Entre os partidários de um "sistema" de Orígenes e nós a oposição depende do conceito de ciência histórica. Estudar uma doutrina é acaso projetar sobre ela uma espécie de marco geométrico em grandes traços que acentuem algumas características deixando outras à sombra, como lamentavelmente obriga a fazê-lo às vezes o ensino escolar ? Ou então, é tentar, em quanto o permitem as possibilidades humanas, jamais perfeitamente adequadas à tarefa, mostrar o melhor possível os diferentes pontos desta doutrina segundo o valor que lhes dá seu autor, sem descuidar dos matizes, dos titubeios, das antíteses, das tensões, e até — porque não — das contradições, se as tem ? Um pensamento humano vivo é mais interessante que um sistema.

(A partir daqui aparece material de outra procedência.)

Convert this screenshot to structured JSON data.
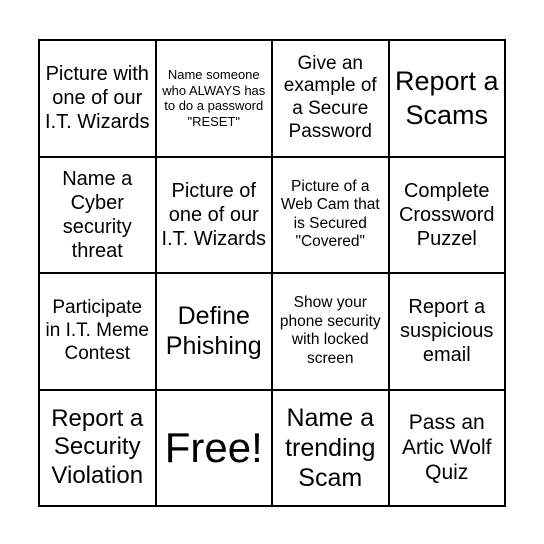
{
  "cells": [
    "Picture with one of our I.T. Wizards",
    "Name someone who ALWAYS has to do a password \"RESET\"",
    "Give an example of a Secure Password",
    "Report a Scams",
    "Name a Cyber security threat",
    "Picture of one of our I.T. Wizards",
    "Picture of a Web Cam that is Secured \"Covered\"",
    "Complete Crossword Puzzel",
    "Participate in I.T. Meme Contest",
    "Define Phishing",
    "Show your phone security with locked screen",
    "Report a suspicious email",
    "Report a Security Violation",
    "Free!",
    "Name a trending Scam",
    "Pass an Artic Wolf Quiz"
  ]
}
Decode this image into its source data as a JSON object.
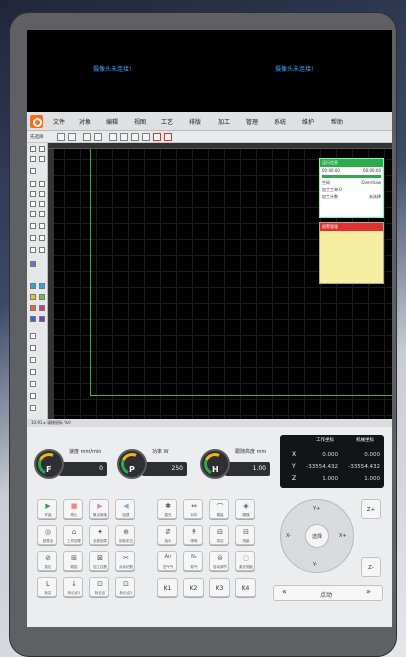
{
  "camera": {
    "msg_left": "摄像头未连接!",
    "msg_right": "摄像头未连接!"
  },
  "menu": {
    "items": [
      "文件",
      "对象",
      "编辑",
      "视图",
      "工艺",
      "排版",
      "加工",
      "管理",
      "系统",
      "维护",
      "帮助"
    ]
  },
  "toolbar": {
    "select_label": "先选择"
  },
  "status": {
    "text": "10.91  ▸  请按鼠标 %0"
  },
  "panel1": {
    "title": "运行信息",
    "r1a": "00:00:00",
    "r1b": "00:00:00",
    "r2a": "空闲",
    "r2b": "Overdraw",
    "r3": "加工工单 0",
    "r4a": "加工计数",
    "r4b": "未选择"
  },
  "panel2": {
    "title": "报警管理"
  },
  "gauges": [
    {
      "letter": "F",
      "label": "速度 mm/min",
      "value": "0"
    },
    {
      "letter": "P",
      "label": "功率 W",
      "value": "250"
    },
    {
      "letter": "H",
      "label": "跟随高度 mm",
      "value": "1.00"
    }
  ],
  "coords": {
    "h1": "工作坐标",
    "h2": "机械坐标",
    "rows": [
      {
        "ax": "X",
        "work": "0.000",
        "mach": "0.000"
      },
      {
        "ax": "Y",
        "work": "-33554.432",
        "mach": "-33554.432"
      },
      {
        "ax": "Z",
        "work": "1.000",
        "mach": "1.000"
      }
    ]
  },
  "buttons": {
    "row1": [
      {
        "ic": "▶",
        "tx": "开始"
      },
      {
        "ic": "■",
        "tx": "停止"
      },
      {
        "ic": "▶",
        "tx": "断点继续"
      },
      {
        "ic": "◀",
        "tx": "回退"
      }
    ],
    "row2": [
      {
        "ic": "◎",
        "tx": "回零点"
      },
      {
        "ic": "⌂",
        "tx": "工作回零"
      },
      {
        "ic": "✦",
        "tx": "全部回零"
      },
      {
        "ic": "⊕",
        "tx": "回标定位"
      }
    ],
    "row3": [
      {
        "ic": "⊘",
        "tx": "急拉"
      },
      {
        "ic": "⊞",
        "tx": "顺延"
      },
      {
        "ic": "⊠",
        "tx": "加工边框"
      },
      {
        "ic": "✂",
        "tx": "点动切割"
      }
    ],
    "row4": [
      {
        "ic": "L",
        "tx": "标定"
      },
      {
        "ic": "↓",
        "tx": "标记点1"
      },
      {
        "ic": "⊡",
        "tx": "标记点"
      },
      {
        "ic": "⊡",
        "tx": "标记点2"
      }
    ],
    "mid1": [
      {
        "ic": "✱",
        "tx": "激光"
      },
      {
        "ic": "⇔",
        "tx": "对中"
      },
      {
        "ic": "⌒",
        "tx": "调高"
      },
      {
        "ic": "◈",
        "tx": "跟随"
      }
    ],
    "mid2": [
      {
        "ic": "⇵",
        "tx": "抬头"
      },
      {
        "ic": "↟",
        "tx": "喷嘴"
      },
      {
        "ic": "⊟",
        "tx": "寻边"
      },
      {
        "ic": "⊟",
        "tx": "测量"
      }
    ],
    "mid3": [
      {
        "ic": "Air",
        "tx": "空气气"
      },
      {
        "ic": "N₂",
        "tx": "氮气"
      },
      {
        "ic": "⊜",
        "tx": "自动调节"
      },
      {
        "ic": "◌",
        "tx": "激光测距"
      }
    ],
    "k": [
      "K1",
      "K2",
      "K3",
      "K4"
    ]
  },
  "jog": {
    "center": "选择",
    "up": "Y+",
    "down": "Y-",
    "left": "X-",
    "right": "X+",
    "zplus": "Z+",
    "zminus": "Z-",
    "mode": "点动",
    "prev": "«",
    "next": "»"
  }
}
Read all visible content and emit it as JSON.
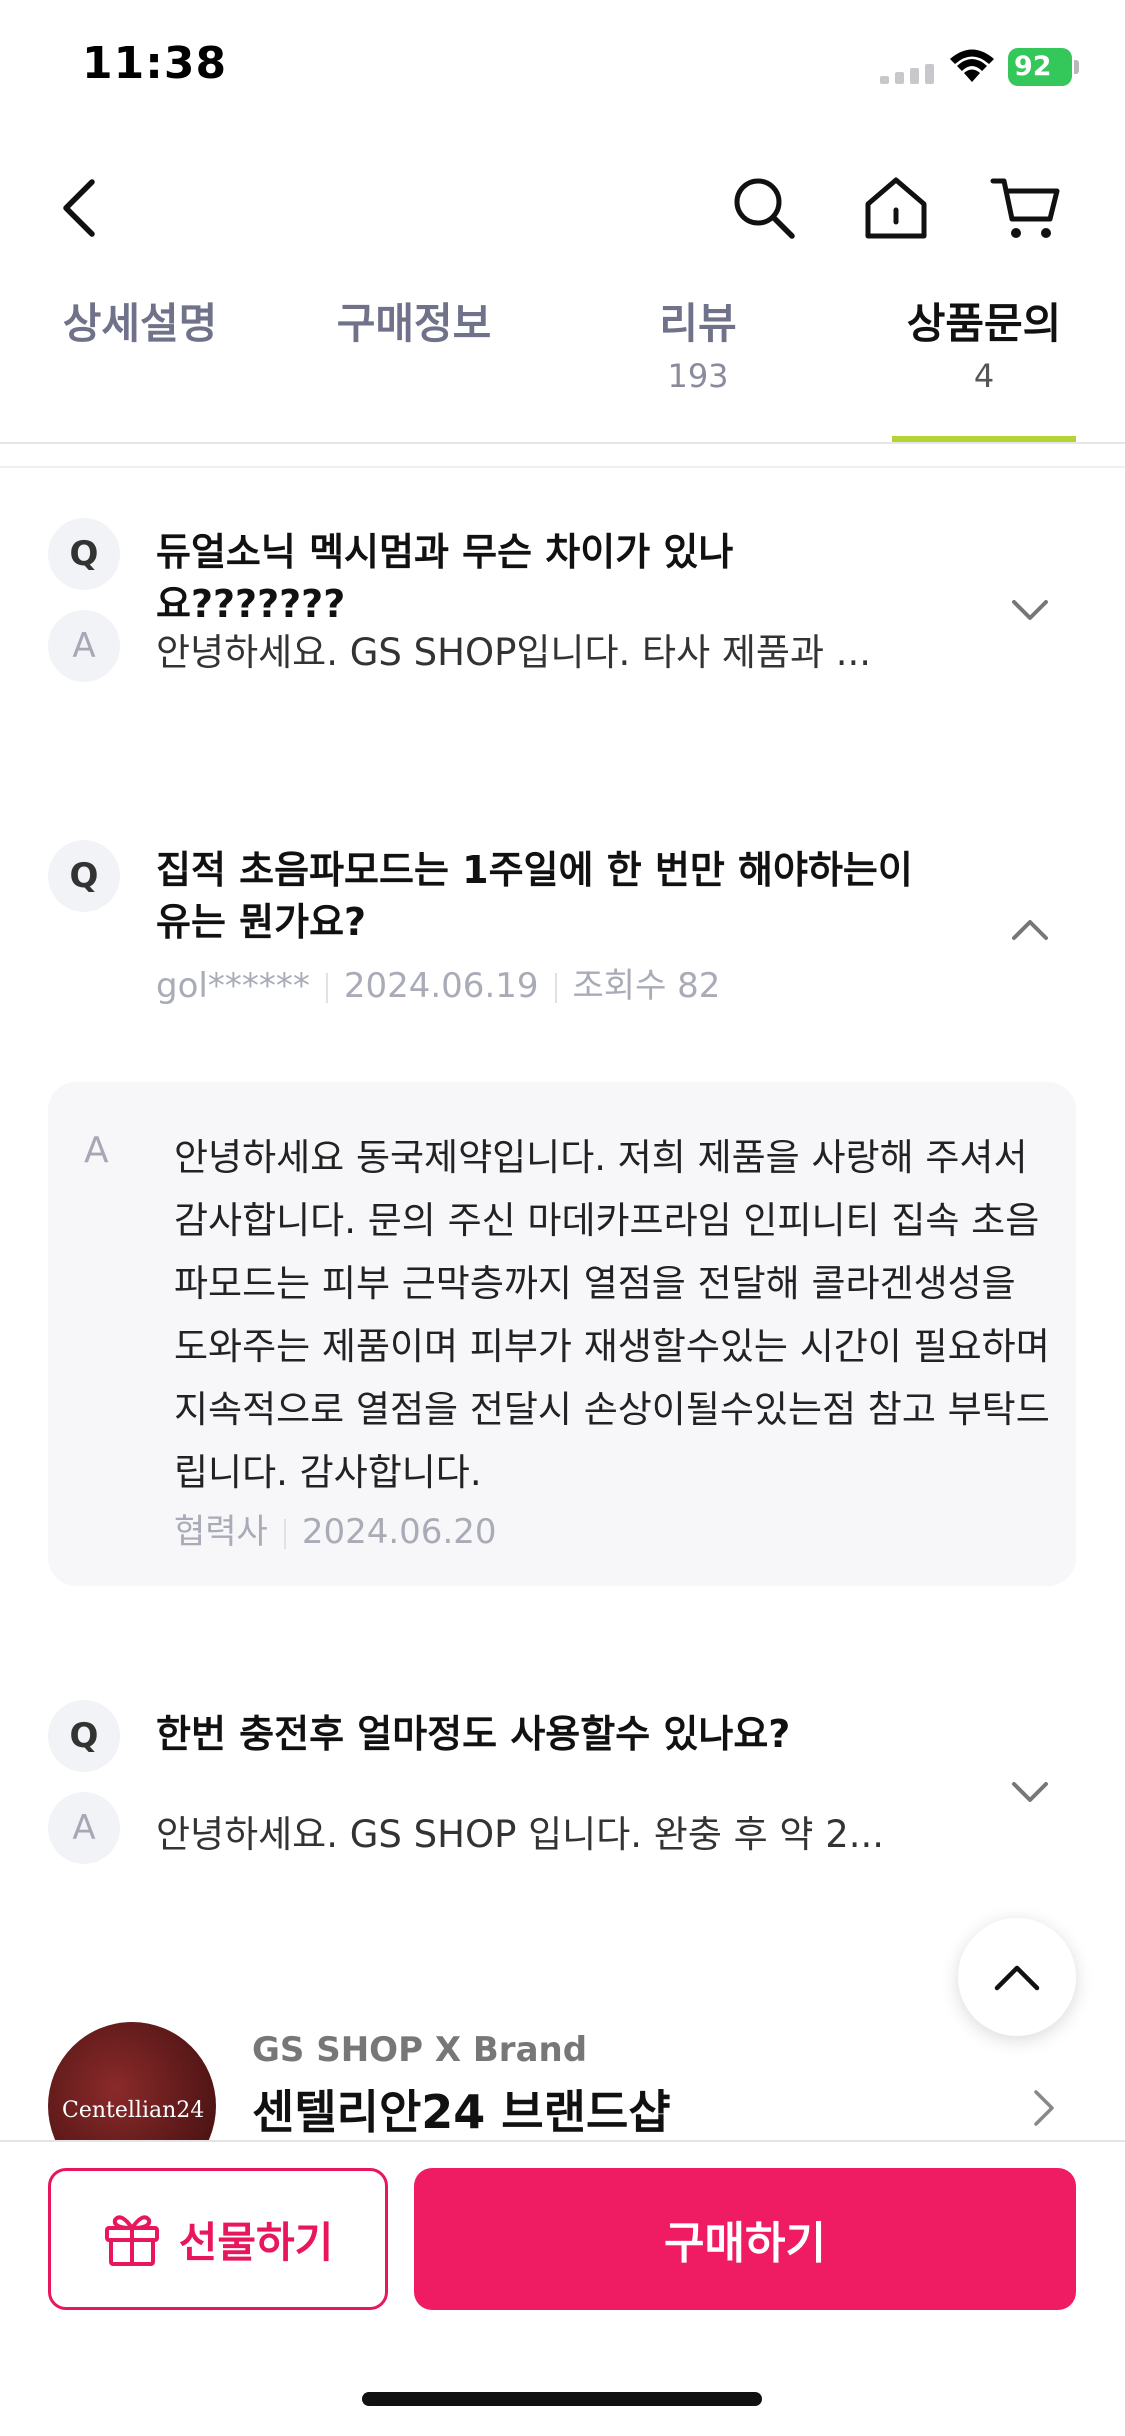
{
  "status_bar": {
    "time": "11:38",
    "battery": "92"
  },
  "tabs": [
    {
      "label": "상세설명",
      "count": ""
    },
    {
      "label": "구매정보",
      "count": ""
    },
    {
      "label": "리뷰",
      "count": "193"
    },
    {
      "label": "상품문의",
      "count": "4"
    }
  ],
  "qa": [
    {
      "q_badge": "Q",
      "a_badge": "A",
      "question": "듀얼소닉 멕시멈과 무슨 차이가 있나요???????",
      "answer_preview": "안녕하세요. GS SHOP입니다.  타사 제품과 ..."
    },
    {
      "q_badge": "Q",
      "a_badge": "A",
      "question": "집적 초음파모드는 1주일에 한 번만 해야하는이유는 뭔가요?",
      "author": "gol******",
      "date": "2024.06.19",
      "views": "조회수 82",
      "answer": "안녕하세요 동국제약입니다. 저희 제품을 사랑해 주셔서 감사합니다.  문의 주신 마데카프라임 인피니티 집속 초음파모드는 피부 근막층까지 열점을 전달해 콜라겐생성을 도와주는  제품이며 피부가 재생할수있는 시간이 필요하며 지속적으로 열점을 전달시 손상이될수있는점 참고 부탁드립니다. 감사합니다.",
      "answer_author": "협력사",
      "answer_date": "2024.06.20"
    },
    {
      "q_badge": "Q",
      "a_badge": "A",
      "question": "한번 충전후 얼마정도 사용할수 있나요?",
      "answer_preview": "안녕하세요. GS SHOP 입니다.  완충 후 약 2..."
    }
  ],
  "brand": {
    "logo_text": "Centellian24",
    "subtitle": "GS SHOP X Brand",
    "name": "센텔리안24 브랜드샵"
  },
  "bottom": {
    "gift_label": "선물하기",
    "buy_label": "구매하기"
  },
  "colors": {
    "accent": "#ef1c64",
    "tab_underline": "#b5d335",
    "battery": "#34c759"
  }
}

E quando se trata de Deus e das realidades divinas,incognoscíveis pela natureza, todo sistema se revela gravemente deficiente, e com frequência herético, porque não capta a antítese que expressa o real, é o resultado de certa estreiteza do espírito.
Um homem tão apaixonado por Deus e pelo conhecimento do divino como o é Orígenes não chega a Deus mediante um sistema, mas sim por todos os meios, intelectuais ou místicos, que estão à sua disposição, ainda que no caso de que estes meios não constituam um sistema regido por uma lógica racionalista e na obscuridade da fé, que é a nossa, não se envergonha de andar às apalpadelas. Mas, estes tateios são muito mais comovedores e interessantes que os sistemas melhor construídos.